La dimension « Droits de l’homme et Règles de droit » est également créditée d’un score moyen, soit 2.57/5. Un score redevable à la faiblesse de l’efficacité des normes, des garanties des droits de l’homme et à la mauvaise gouvernance. Pour la sous-dimension « Efficacité des normes politiques et mécanisme de bonne gouvernance », le score attribué est négatif, soit 2.48/5. Ce score s’explique par les problèmes liés à l’inefficacité des normes politiques et des mécanismes de bonne gouvernance.

Le Sénégal est dans la zone rouge en matière de lutte contre la corruption. On note un manque d’effectivité des normes et surtout des sanctions d’où le reproche d’une justice à deux vitesses et sélective. En matière de bonne gouvernance, les mécanismes mis en place, tels que l’OFNAC (Office National de Lutte contre la Fraude et la Corruption), la CREI (Cour de Répression de l’Enrichissement Illicite) butent sur un manque de volonté politique pour l’application des sanctions ou la transmission à la justice les dossiers relatant des cas de fraudes, suite aux enquêtes effectuées par des institutions de contrôle.
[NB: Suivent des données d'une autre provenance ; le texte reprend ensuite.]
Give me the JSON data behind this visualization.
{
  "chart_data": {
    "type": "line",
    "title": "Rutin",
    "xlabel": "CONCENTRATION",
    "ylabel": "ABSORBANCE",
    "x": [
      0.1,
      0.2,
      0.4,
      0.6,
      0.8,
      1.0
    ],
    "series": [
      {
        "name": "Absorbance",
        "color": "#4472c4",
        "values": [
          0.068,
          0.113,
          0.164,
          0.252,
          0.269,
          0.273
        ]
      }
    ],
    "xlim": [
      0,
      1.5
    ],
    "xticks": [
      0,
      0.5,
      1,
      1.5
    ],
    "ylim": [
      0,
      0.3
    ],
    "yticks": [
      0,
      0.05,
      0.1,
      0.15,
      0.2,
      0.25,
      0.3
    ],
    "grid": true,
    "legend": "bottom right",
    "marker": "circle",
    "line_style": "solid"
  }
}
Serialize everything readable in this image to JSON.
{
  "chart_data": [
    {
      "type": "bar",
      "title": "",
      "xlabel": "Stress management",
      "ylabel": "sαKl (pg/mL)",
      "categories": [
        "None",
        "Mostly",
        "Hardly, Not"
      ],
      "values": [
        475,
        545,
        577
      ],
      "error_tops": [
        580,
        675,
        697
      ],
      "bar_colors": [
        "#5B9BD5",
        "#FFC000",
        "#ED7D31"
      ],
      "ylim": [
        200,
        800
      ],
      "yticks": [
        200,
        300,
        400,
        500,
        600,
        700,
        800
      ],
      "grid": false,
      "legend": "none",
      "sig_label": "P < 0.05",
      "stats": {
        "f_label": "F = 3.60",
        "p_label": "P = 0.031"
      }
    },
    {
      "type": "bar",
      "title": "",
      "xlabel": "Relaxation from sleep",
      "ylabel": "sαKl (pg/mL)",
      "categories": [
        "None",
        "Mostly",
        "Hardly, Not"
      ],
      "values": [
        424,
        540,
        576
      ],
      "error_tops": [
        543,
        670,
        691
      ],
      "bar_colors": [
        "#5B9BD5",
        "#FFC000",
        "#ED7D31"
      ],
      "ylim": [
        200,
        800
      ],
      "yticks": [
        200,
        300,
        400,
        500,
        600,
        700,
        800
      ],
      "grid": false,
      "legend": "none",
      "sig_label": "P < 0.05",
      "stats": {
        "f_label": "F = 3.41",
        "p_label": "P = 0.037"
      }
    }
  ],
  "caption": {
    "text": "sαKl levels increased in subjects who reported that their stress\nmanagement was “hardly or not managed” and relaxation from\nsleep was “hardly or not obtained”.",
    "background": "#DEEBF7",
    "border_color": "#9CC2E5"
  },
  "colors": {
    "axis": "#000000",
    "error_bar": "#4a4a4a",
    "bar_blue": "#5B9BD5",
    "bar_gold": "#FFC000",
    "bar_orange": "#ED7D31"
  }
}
La sous-dimension « Garantie des droits de l’Homme » est créditée d’un score positif, mais moyen, soit 2.65/5. Ce score va dans le sens de l’existence d’un cadre institutionnel (Conseil constitutionnel) garantissant la protection des droits humains dans une démocratie, avec des organismes de défense des droits de l’homme, la promotion des droits humains et la garantie des libertés publiques à l’image de la RADDHO (Rencontre Africaine pour la Défense des Droits de l’Homme) qui s’active pour le respect de l’indépendance de la justice et un procès équitable pour tout citoyen, La Ligue Sénégalaise des droits de l’Homme (L.S.D.H), l’Observatoire National des Droits Humains (ONDH), Amnesty International, Y’En a marre (mouvement), etc.

La sous-dimension « Efficacité des services publics » est également créditée d’un score moyen, soit 2.56/5. Malgré des ressources mises en œuvre pour leur efficacité durable, les services publics demandent une meilleure coordination, une vision intégrée, moins de distance et d’opacité vis-à-vis des usagers et surtout faire en sorte que l’on réduise les multiples rigidités de la gestion.

Au regard de la dimension « Droits de l’Homme et règle de droit », le constat est que le Sénégal, en dépit de ce cadre juridique et institutionnel qui fonctionne relativement bien, n’est pas complètement hors de danger de la zone de perturbation liée aux conflits.